The dorsal lateral geniculate nucleus (dLGN) not only serves as the obligatory pathway for visual information transfer from the retina to neocortex but can also generate intrathalamic rhythmic activities associated with different arousal states and certain pathological conditions. The gating activity of thalamocortical circuits is under neuromodulatory control by various brainstem nuclei as well as intrinsic thalamic neurons (e.g. thalamic reticular nucleus (TRN) neurons and dLGN interneurons). In this study, we examined the effect of the putative neuromodulator nitric oxide (NO) on thalamic neuron excitability. There are multiple potential sources of NO in thalamus: cholinergic terminals originating from brainstem nuclei, GABAergic TRN neurons, and local GABAergic interneurons. Using whole cell recording techniques in in vitro thalamic slices, we found that the NO donor SNAP produced a robust, long-lasting depolarization in TRN neurons, a weaker depolarization in thalamocortical relay neurons, and no effect in local interneurons. SNAP preferentially depolarized stereotypical TRN neurons that could produced strong burst discharge. In contrast, SNAP had little effect on atypical burst and non-burst TRN cells. The NO donor SIN-1 and the endogenous NO precursor, L-arginine, mimicked the SNAP-mediated actions. The NO-mediated depolarizations were blocked by the guanylyl cyclase inhibitor ODQ indicating involvement of the cGMP pathway.
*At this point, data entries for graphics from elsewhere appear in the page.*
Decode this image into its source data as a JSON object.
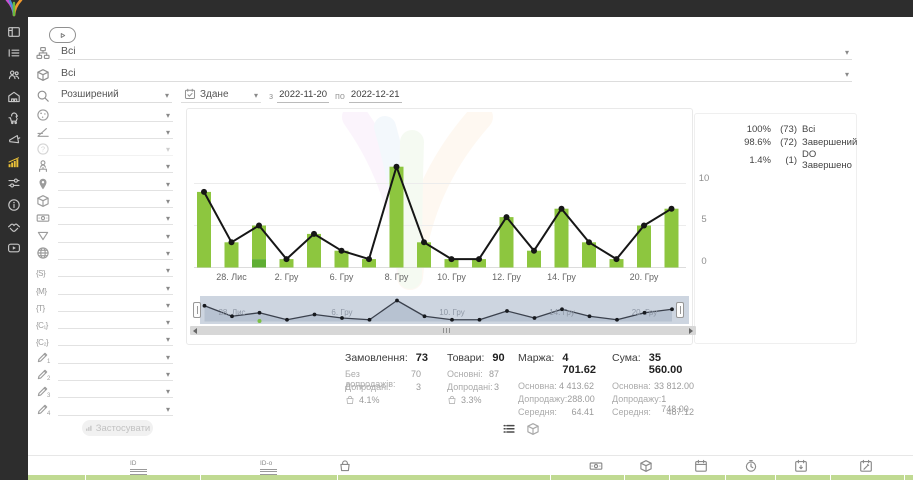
{
  "sidebar": {
    "items": [
      {
        "icon": "dashboard-icon",
        "active": false
      },
      {
        "icon": "orders-icon",
        "active": false
      },
      {
        "icon": "clients-icon",
        "active": false
      },
      {
        "icon": "warehouse-icon",
        "active": false
      },
      {
        "icon": "returns-icon",
        "active": false
      },
      {
        "icon": "marketing-icon",
        "active": false
      },
      {
        "icon": "analytics-icon",
        "active": true
      },
      {
        "icon": "settings-icon",
        "active": false
      },
      {
        "icon": "info-icon",
        "active": false
      },
      {
        "icon": "partners-icon",
        "active": false
      },
      {
        "icon": "video-icon",
        "active": false
      }
    ]
  },
  "help_button": {
    "icon": "play-icon"
  },
  "filters": {
    "category": {
      "icon": "sitemap-icon",
      "value": "Всі"
    },
    "product": {
      "icon": "package-icon",
      "value": "Всі"
    },
    "search": {
      "icon": "search-icon",
      "mode_value": "Розширений",
      "date_field": {
        "icon": "calendar-check-icon",
        "value": "Здане"
      },
      "from_label": "з",
      "date_from": "2022-11-20",
      "to_label": "по",
      "date_to": "2022-12-21"
    },
    "param_rows": [
      {
        "icon": "planet-icon"
      },
      {
        "icon": "level-icon"
      },
      {
        "icon": "help-icon",
        "disabled": true
      },
      {
        "icon": "person-network-icon"
      },
      {
        "icon": "pin-icon"
      },
      {
        "icon": "cube-icon"
      },
      {
        "icon": "banknote-icon"
      },
      {
        "icon": "funnel-icon"
      },
      {
        "icon": "globe-icon"
      },
      {
        "icon": "param-s-icon",
        "glyph": "{S}"
      },
      {
        "icon": "param-m-icon",
        "glyph": "{M}"
      },
      {
        "icon": "param-t-icon",
        "glyph": "{T}"
      },
      {
        "icon": "param-c1-icon",
        "glyph": "{C₁}"
      },
      {
        "icon": "param-c2-icon",
        "glyph": "{C₂}"
      },
      {
        "icon": "pencil-1-icon",
        "sub": "1"
      },
      {
        "icon": "pencil-2-icon",
        "sub": "2"
      },
      {
        "icon": "pencil-3-icon",
        "sub": "3"
      },
      {
        "icon": "pencil-4-icon",
        "sub": "4"
      }
    ],
    "apply_button": {
      "icon": "mini-chart-icon",
      "label": "Застосувати",
      "disabled": true
    }
  },
  "chart_data": {
    "type": "bar+line",
    "title": "",
    "x_ticks": [
      {
        "bar": 1,
        "label": "28. Лис"
      },
      {
        "bar": 3,
        "label": "2. Гру"
      },
      {
        "bar": 5,
        "label": "6. Гру"
      },
      {
        "bar": 7,
        "label": "8. Гру"
      },
      {
        "bar": 9,
        "label": "10. Гру"
      },
      {
        "bar": 11,
        "label": "12. Гру"
      },
      {
        "bar": 13,
        "label": "14. Гру"
      },
      {
        "bar": 16,
        "label": "20. Гру"
      }
    ],
    "series": [
      {
        "name": "Всі",
        "type": "line",
        "color": "#161616",
        "values": [
          9,
          3,
          5,
          1,
          4,
          2,
          1,
          12,
          3,
          1,
          1,
          6,
          2,
          7,
          3,
          1,
          5,
          7
        ]
      },
      {
        "name": "Завершений",
        "type": "bar",
        "color": "#8dc63f",
        "values": [
          9,
          3,
          4,
          1,
          4,
          2,
          1,
          12,
          3,
          1,
          1,
          6,
          2,
          7,
          3,
          1,
          5,
          7
        ]
      },
      {
        "name": "DO Завершено",
        "type": "bar",
        "color": "#5fae33",
        "values": [
          0,
          0,
          1,
          0,
          0,
          0,
          0,
          0,
          0,
          0,
          0,
          0,
          0,
          0,
          0,
          0,
          0,
          0
        ]
      }
    ],
    "ylim": [
      0,
      12.6
    ],
    "yticks": [
      0,
      5,
      10
    ],
    "grid": true,
    "legend_position": "top-right"
  },
  "legend": {
    "entries": [
      {
        "swatch": "line",
        "color": "#161616",
        "percent": "100%",
        "count": "(73)",
        "label": "Всі"
      },
      {
        "swatch": "dot",
        "color": "#8bc34a",
        "percent": "98.6%",
        "count": "(72)",
        "label": "Завершений"
      },
      {
        "swatch": "dot",
        "color": "#4caf50",
        "percent": "1.4%",
        "count": "(1)",
        "label": "DO Завершено"
      }
    ]
  },
  "minimap": {
    "labels": [
      {
        "bar": 1,
        "label": "28. Лис"
      },
      {
        "bar": 5,
        "label": "6. Гру"
      },
      {
        "bar": 9,
        "label": "10. Гру"
      },
      {
        "bar": 13,
        "label": "14. Гру"
      },
      {
        "bar": 16,
        "label": "20. Гру"
      }
    ]
  },
  "stats": {
    "columns": [
      {
        "title": "Замовлення:",
        "value": "73",
        "rows": [
          {
            "label": "Без допродажів:",
            "value": "70"
          },
          {
            "label": "Допродані:",
            "value": "3"
          },
          {
            "icon": "bag-percent-icon",
            "value": "4.1%"
          }
        ]
      },
      {
        "title": "Товари:",
        "value": "90",
        "rows": [
          {
            "label": "Основні:",
            "value": "87"
          },
          {
            "label": "Допродані:",
            "value": "3"
          },
          {
            "icon": "bag-percent-icon",
            "value": "3.3%"
          }
        ]
      },
      {
        "title": "Маржа:",
        "value": "4 701.62",
        "rows": [
          {
            "label": "Основна:",
            "value": "4 413.62"
          },
          {
            "label": "Допродажу:",
            "value": "288.00"
          },
          {
            "label": "Середня:",
            "value": "64.41"
          }
        ]
      },
      {
        "title": "Сума:",
        "value": "35 560.00",
        "rows": [
          {
            "label": "Основна:",
            "value": "33 812.00"
          },
          {
            "label": "Допродажу:",
            "value": "1 748.00"
          },
          {
            "label": "Середня:",
            "value": "487.12"
          }
        ]
      }
    ]
  },
  "view_toggles": [
    {
      "icon": "list-view-icon",
      "active": true
    },
    {
      "icon": "cube-view-icon",
      "active": false
    }
  ],
  "bottom_table": {
    "column_icons": [
      "id-lines-icon",
      "id-anchor-icon",
      "basket-icon",
      "banknote-icon",
      "package-icon",
      "calendar-icon",
      "timer-icon",
      "calendar-in-icon",
      "calendar-edit-icon"
    ]
  },
  "colors": {
    "bar": "#8dc63f",
    "bar_dark": "#5fae33",
    "line": "#161616",
    "sidebar_bg": "#2d2d2d",
    "active_icon": "#ecc238",
    "minimap_bg": "#cdd5e0"
  }
}
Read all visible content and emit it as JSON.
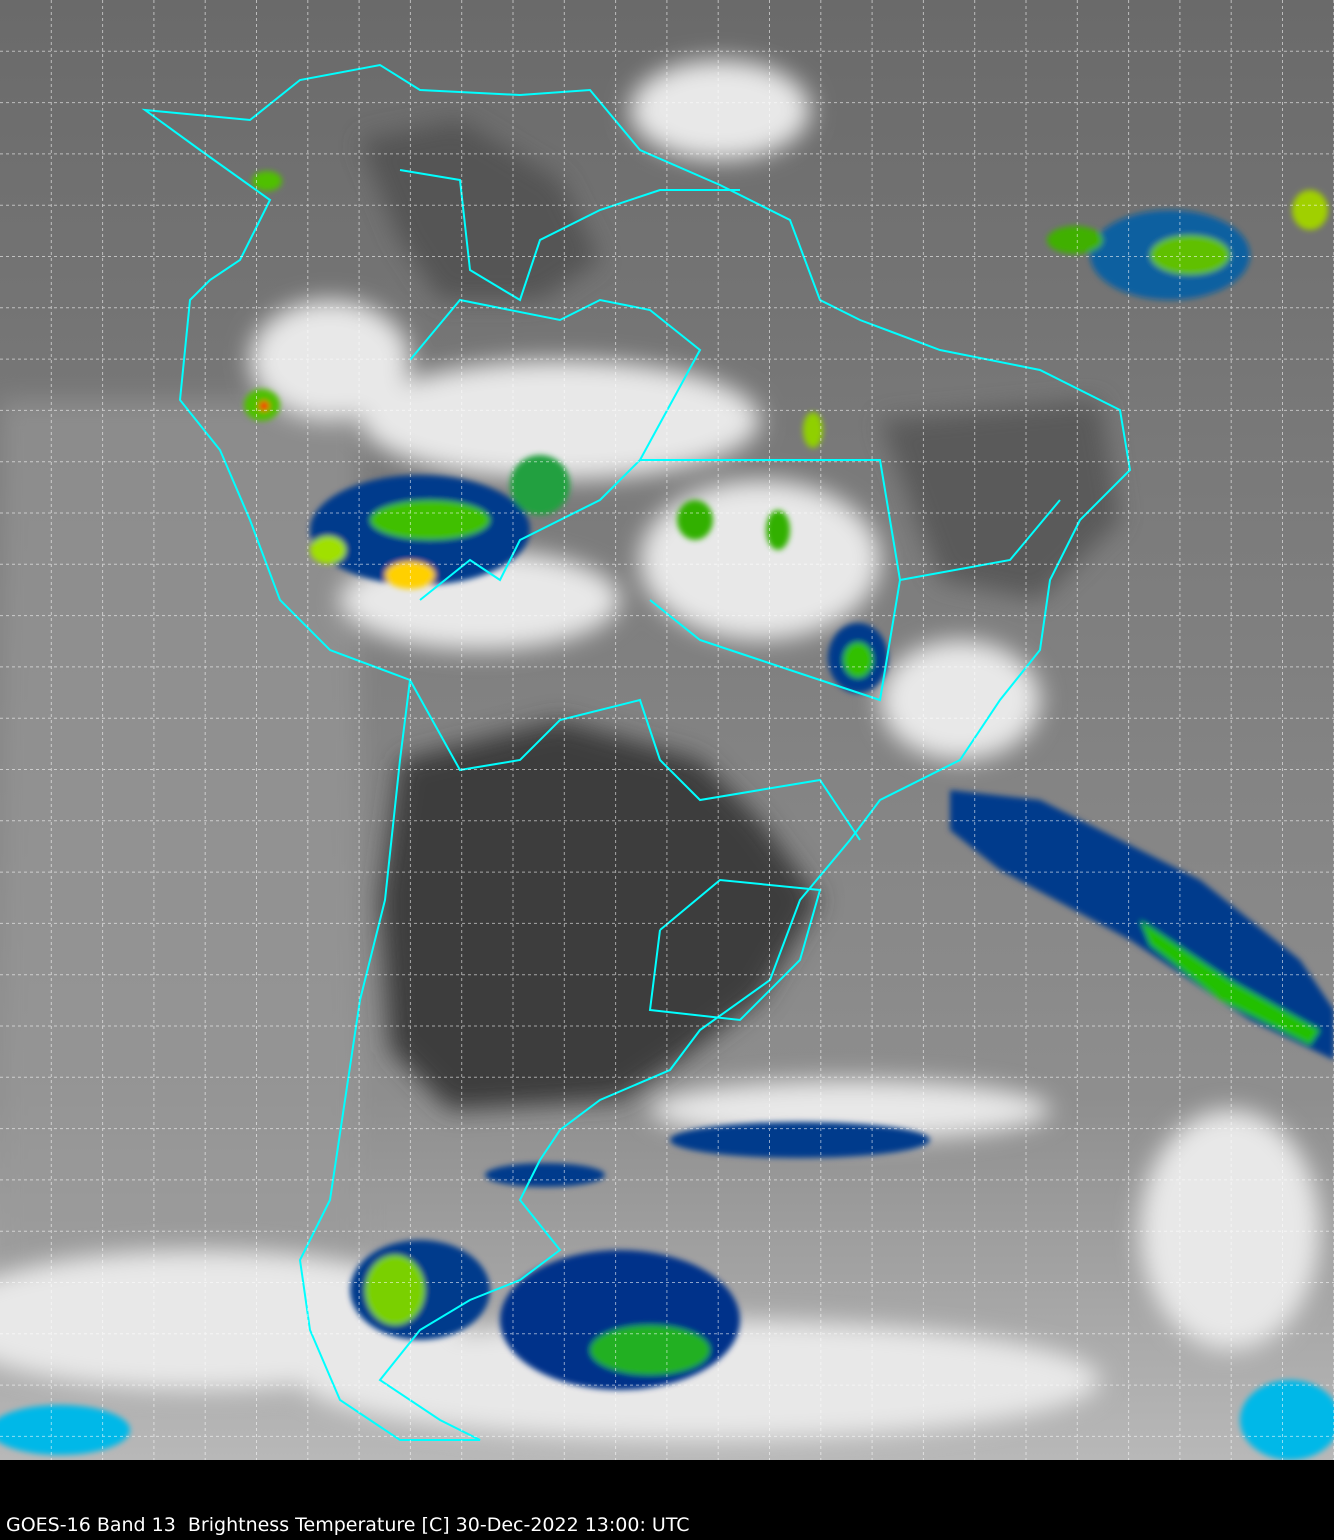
{
  "caption": "GOES-16 Band 13  Brightness Temperature [C] 30-Dec-2022 13:00: UTC",
  "colors": {
    "background": "#000000",
    "coastline": "#00ffff",
    "grid": "#ffffff",
    "cold_cloud_scale": [
      "#00e5ff",
      "#0040a0",
      "#002060",
      "#00c000",
      "#ffff00",
      "#ff0000"
    ]
  },
  "map": {
    "satellite": "GOES-16",
    "band": "13",
    "region": "South America",
    "grid": true
  }
}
In addition, the phosphodiesterase (PDE) inhibitor zaprinast depolarized and occluded the NO-mediated depolarization in TRN neurons. At the circuit level, NO activation significantly attenuated intrathalamic rhythmic activities likely resulting from the shifting of the firing mode of thalamic neurons, perhaps both TRN and thalamocortical neurons, from burst- to tonic-discharge mode. These alterations in thalamic neuron excitability not only change rhythmic circuit activity, but could also influence sensory information processing through thalamocortical circuits.